During the last years, General Electric (NYSE:GE) divested assets at a brisk pace in an effort to streamline the business, exit less desirable lines of business and shore up its struggling balance sheet.
The GE Power unit has been a key target of this restructuring effort, after the segment’s revenues and profits fell a few years ago. GE has made substantial progress in streamlining its electrical business in recent years, resulting in improved performance. However, the company may be about to announce another big move: the sale of its nuclear turbine business.
Power unit remodel
General Electric’s power business generated operating income of $5.1 billion on revenue of $36.8 billion in 2016, adjusted for a subsequent change in the way GE has defined its business segments. Just two years later, revenue had dropped to $27.3 billion and the unit posted a loss of $808 million.
That brutal collapse — combined with GE’s growing pension deficit and massive losses in the company’s insurance operations — forced the company to rethink its energy business from the ground up.

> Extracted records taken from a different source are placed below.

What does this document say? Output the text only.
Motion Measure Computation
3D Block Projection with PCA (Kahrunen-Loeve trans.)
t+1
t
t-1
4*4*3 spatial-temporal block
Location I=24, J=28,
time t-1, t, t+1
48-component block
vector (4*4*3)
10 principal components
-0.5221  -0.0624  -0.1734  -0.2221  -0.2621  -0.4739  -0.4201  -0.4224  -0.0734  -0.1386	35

The core of GE Power is building and servicing gas turbines. This part of the activity presents strong synergies with the aeronautical activity of the industrial conglomerate. Moreover, he is already recovering his health. Earlier this year, management estimated that the gas-fired power business will generate a high single-digit operating margin in 2021, with improved free cash flow.

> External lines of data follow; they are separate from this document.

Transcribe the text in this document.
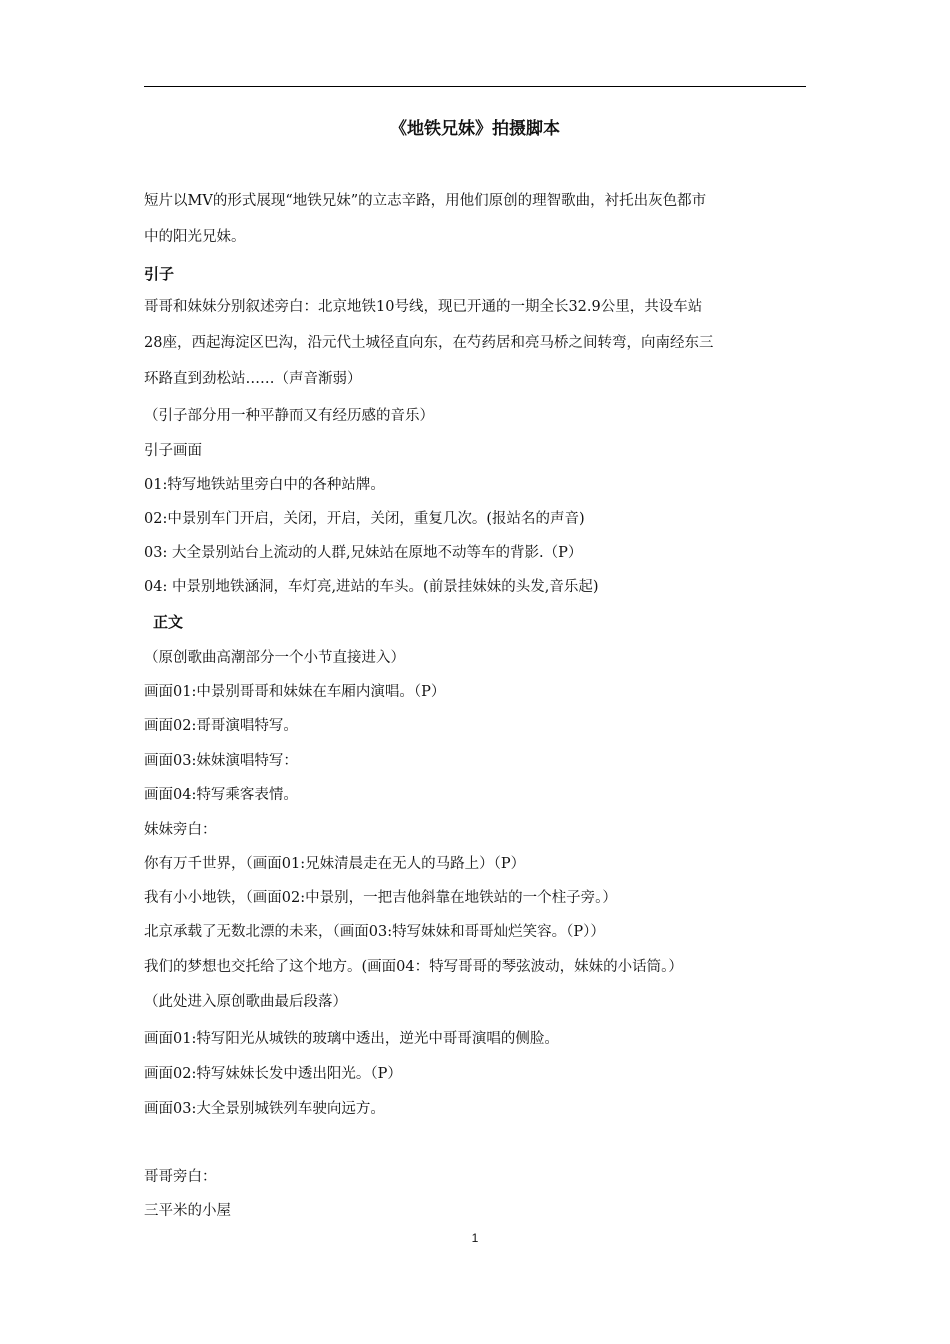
《地铁兄妹》拍摄脚本
短片以MV的形式展现“地铁兄妹”的立志辛路，用他们原创的理智歌曲，衬托出灰色都市
中的阳光兄妹。
引子
哥哥和妹妹分别叙述旁白：北京地铁10号线，现已开通的一期全长32.9公里，共设车站
28座，西起海淀区巴沟，沿元代土城径直向东，在芍药居和亮马桥之间转弯，向南经东三
环路直到劲松站……（声音渐弱）
（引子部分用一种平静而又有经历感的音乐）
引子画面
01:特写地铁站里旁白中的各种站牌。
02:中景别车门开启，关闭，开启，关闭，重复几次。(报站名的声音)
03: 大全景别站台上流动的人群,兄妹站在原地不动等车的背影.（P）
04: 中景别地铁涵洞，车灯亮,进站的车头。(前景挂妹妹的头发,音乐起)
正文
（原创歌曲高潮部分一个小节直接进入）
画面01:中景别哥哥和妹妹在车厢内演唱。（P）
画面02:哥哥演唱特写。
画面03:妹妹演唱特写：
画面04:特写乘客表情。
妹妹旁白：
你有万千世界，（画面01:兄妹清晨走在无人的马路上）（P）
我有小小地铁，（画面02:中景别，一把吉他斜靠在地铁站的一个柱子旁。）
北京承载了无数北漂的未来，（画面03:特写妹妹和哥哥灿烂笑容。（P））
我们的梦想也交托给了这个地方。(画面04：特写哥哥的琴弦波动，妹妹的小话筒。）
（此处进入原创歌曲最后段落）
画面01:特写阳光从城铁的玻璃中透出，逆光中哥哥演唱的侧脸。
画面02:特写妹妹长发中透出阳光。（P）
画面03:大全景别城铁列车驶向远方。
哥哥旁白：
三平米的小屋
1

The rest of the power segment has less to offer for GE. As a result, the company is reducing its activities there. At the end of 2017, he agreed to sell his industrial solutions business (which manufactured equipment for electrical utilities) to ABB for $2.6 billion. Less than a year later, it struck a $3.25 billion deal to sell its distributed power business to Advent International, a private equity firm.
Finally, last September, GE announced it would “exit the new coal-fired power market” as it shifts its business toward low-carbon technologies. It expects to complete most of its existing new construction coal projects by the end of next year.
Another transaction under consideration
Gas power generated $12.7 billion of GE Power’s $17.6 billion in revenue last year. GE’s steam power business accounted for most of the rest – $3.7 billion. This included nearly $1.4 billion from the new coal-fired construction business that GE is winding down, about $300 million from new steam turbines for nuclear power plants, and about $2 billion from services for existing coal and nuclear power plants.
Earlier this year, General Electric forecast revenue from new nuclear turbines to rebound to $900 million by 2023, while service revenue would remain roughly flat. But now GE is considering selling its nuclear turbine business to French utility giant EDF for $1.2 billion.
GE’s interest in such a deal should come as no surprise. In early 2020, Bloomberg reported that the company wanted to sell the entire steam plant. With GE already exiting new-build coal-fired plants, selling the nuclear turbine business would essentially achieve this goal, reducing the steam power business to consist solely of services for traditional customers, particularly in coal power.
A smart move
Years of restructuring efforts are paying off for GE’s gas-fired power business, which is on track to post a high-single-digit segment margin this year. Management believes there is scope to further improve the margin over the next few years and convert more than 90% of free cash flow.
By contrast, the rest of GE Power — including the steam power generation business — appears to be losing money and burning money. GE could probably bring the steam plant back to profitability within a few years, but that’s an unnecessary distraction. With only $3 billion in revenue projected in 2023 (including services and new nuclear turbines), low margins and minimal long-term growth potential, the steam plant represents an excessive distraction from its value.
If GE can sell its nuclear turbine business, the company would receive a small injection of cash to help it continue to reduce its debt. Meanwhile, it would offload a turnaround project with modest upside potential, allowing management to focus more on GE’s key long-term growth drivers. It seems obvious.